Plágio Desconsolado
“ ... no tempo em que festejavam o dia dos meus anos eu era feliz e ninguém estava morto...”
Esta crônica é um plágio descarado e assumido não só das palavras de Fernando Pessoa, mas sobretudo, da nostalgia desconsolada de suas estrofes.
Certas datas sempre me trazem uma certa angustia saudosa dos tempos em que eu era feliz e ninguém estava morto.
O poema continua, como se fosse possível recuperar aquela sensação de imortalidade, que só os muito jovens podem ter impunemente.
...o que fui de amarem-me e eu ser menino...
A casa antiga cheia de parentes distantes, as tias, os primos, a gente diferente que só aparecia nessas ocasiões, beijando a mão e pedindo: “bença mãe”, “bença vó”.
...o que restou hoje é terem vendido a casa, é terem morrido todos...

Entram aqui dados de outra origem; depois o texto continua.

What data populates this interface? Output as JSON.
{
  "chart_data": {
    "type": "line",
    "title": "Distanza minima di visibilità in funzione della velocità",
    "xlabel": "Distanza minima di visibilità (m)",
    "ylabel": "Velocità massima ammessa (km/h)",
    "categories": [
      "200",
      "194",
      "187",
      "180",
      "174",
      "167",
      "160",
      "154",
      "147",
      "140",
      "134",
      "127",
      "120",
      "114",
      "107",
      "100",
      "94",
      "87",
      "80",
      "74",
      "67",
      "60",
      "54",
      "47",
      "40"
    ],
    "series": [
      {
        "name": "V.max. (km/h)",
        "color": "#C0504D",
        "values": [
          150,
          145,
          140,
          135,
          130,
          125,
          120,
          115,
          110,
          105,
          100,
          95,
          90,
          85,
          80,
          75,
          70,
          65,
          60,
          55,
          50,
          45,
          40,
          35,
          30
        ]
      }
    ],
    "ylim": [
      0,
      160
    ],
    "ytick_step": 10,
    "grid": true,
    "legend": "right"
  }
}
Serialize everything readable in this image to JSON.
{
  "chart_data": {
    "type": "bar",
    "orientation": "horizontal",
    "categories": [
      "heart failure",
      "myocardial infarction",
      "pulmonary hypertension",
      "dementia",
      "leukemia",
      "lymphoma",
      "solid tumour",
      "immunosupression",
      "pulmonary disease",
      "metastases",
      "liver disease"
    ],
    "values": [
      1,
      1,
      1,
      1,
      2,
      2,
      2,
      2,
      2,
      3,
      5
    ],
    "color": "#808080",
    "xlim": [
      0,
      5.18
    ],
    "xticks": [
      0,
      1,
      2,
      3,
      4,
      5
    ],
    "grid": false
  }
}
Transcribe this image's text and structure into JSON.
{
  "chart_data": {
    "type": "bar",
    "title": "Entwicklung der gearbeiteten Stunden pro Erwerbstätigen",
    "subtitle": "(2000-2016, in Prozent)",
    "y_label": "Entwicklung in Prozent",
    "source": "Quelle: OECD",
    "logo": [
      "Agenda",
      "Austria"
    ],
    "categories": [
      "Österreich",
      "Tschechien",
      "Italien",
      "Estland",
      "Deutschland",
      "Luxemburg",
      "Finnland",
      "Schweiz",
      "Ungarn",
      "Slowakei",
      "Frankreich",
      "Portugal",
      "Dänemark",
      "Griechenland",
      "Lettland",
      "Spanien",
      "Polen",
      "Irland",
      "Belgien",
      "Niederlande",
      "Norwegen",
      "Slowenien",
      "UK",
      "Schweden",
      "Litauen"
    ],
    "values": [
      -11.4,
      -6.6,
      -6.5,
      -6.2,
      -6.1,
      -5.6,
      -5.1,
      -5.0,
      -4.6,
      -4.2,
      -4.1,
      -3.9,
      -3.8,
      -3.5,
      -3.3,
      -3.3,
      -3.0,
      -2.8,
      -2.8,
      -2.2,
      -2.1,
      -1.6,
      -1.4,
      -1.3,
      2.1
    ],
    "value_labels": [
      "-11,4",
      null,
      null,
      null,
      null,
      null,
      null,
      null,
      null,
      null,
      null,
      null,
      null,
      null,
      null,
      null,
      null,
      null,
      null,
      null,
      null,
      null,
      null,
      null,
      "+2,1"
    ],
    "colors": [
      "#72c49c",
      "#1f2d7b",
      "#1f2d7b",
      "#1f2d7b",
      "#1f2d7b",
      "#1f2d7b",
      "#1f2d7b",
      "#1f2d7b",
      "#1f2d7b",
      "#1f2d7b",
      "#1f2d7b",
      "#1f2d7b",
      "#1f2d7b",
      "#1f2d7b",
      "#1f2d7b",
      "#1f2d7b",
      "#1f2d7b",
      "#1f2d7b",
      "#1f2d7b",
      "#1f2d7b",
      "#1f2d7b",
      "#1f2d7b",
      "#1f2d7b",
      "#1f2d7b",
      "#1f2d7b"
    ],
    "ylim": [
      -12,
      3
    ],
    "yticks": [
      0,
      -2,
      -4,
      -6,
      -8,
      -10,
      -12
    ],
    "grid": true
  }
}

A grande mesa da sala espichada com todas suas tábuas para acomodar todos, a matriarca na cabeceira, comandando. As crianças segregadas na copa, a curiosidade atiçada pela novidade das visitas.
Eram encontros raros, esporádicos que rendiam exclamações de surpresa por constatar o crescimento da nova geração, suspiros conformados ao notar os vincos do tempo nos rostos envelhecidos pela idade e pela vida.
Depois de passada a comoção inicial, o almoço farto regado a assuntos intermináveis e alguns arranca-rabos entre essa gente de sangue quente e sem papas na língua. Não durava muito o estranhamento, apenas até Vó Véia, dona da casa e das almas de todos seus descendentes, decretar com um tom de voz que não permitia questionamentos, o fim da perenga. Era um ritual imutável, uma espécie de jogo familiar, no qual só a data que estava sendo celebrada era diferente.
Nos aniversários o bolo com as velinhas, bolo caipira vestido de gala, com recheio de cocada e ameixa, enfeitado de suspiro branco.
No Natal o presépio no lugar de honra da sala, a missa do galo, a expectativa dos pequenos em torno dos pacotes vistosos e, novamente a mesa farta e espichada. Mas a Semana Santa era a mais especial, tinha um ar triste, um silêncio reverente, pouco doce e pouco riso, até os passarinhos nas gaiolas das numerosas janelas cantavam com maior solenidade.
...e a casa dos que me amaram treme através das minhas lágrimas...
As procissões que passavam pela rua traziam o murmúrio das rezas, o alarme das matracas anunciando a tragédia revivida a cada ano.
O cheiro de velas e flores na igreja escura contribuía ainda mais para as fantasias lúgubres que nem a promessa da ressurreição e do ovo de chocolate conseguia aplacar.
No tempo que festejavam o dia dos meus anos, de não ter as esperanças que os outros tinham por mim, no tempo que ninguém estava morto, sequer suspeitava a nostalgia desconsolada que trago hoje.
... raiva de não ter trazido o passado roubado na algibeira...
As partes em itálico são do heterônimo de Pessoa, Álvaro de Campos, em Aniversário.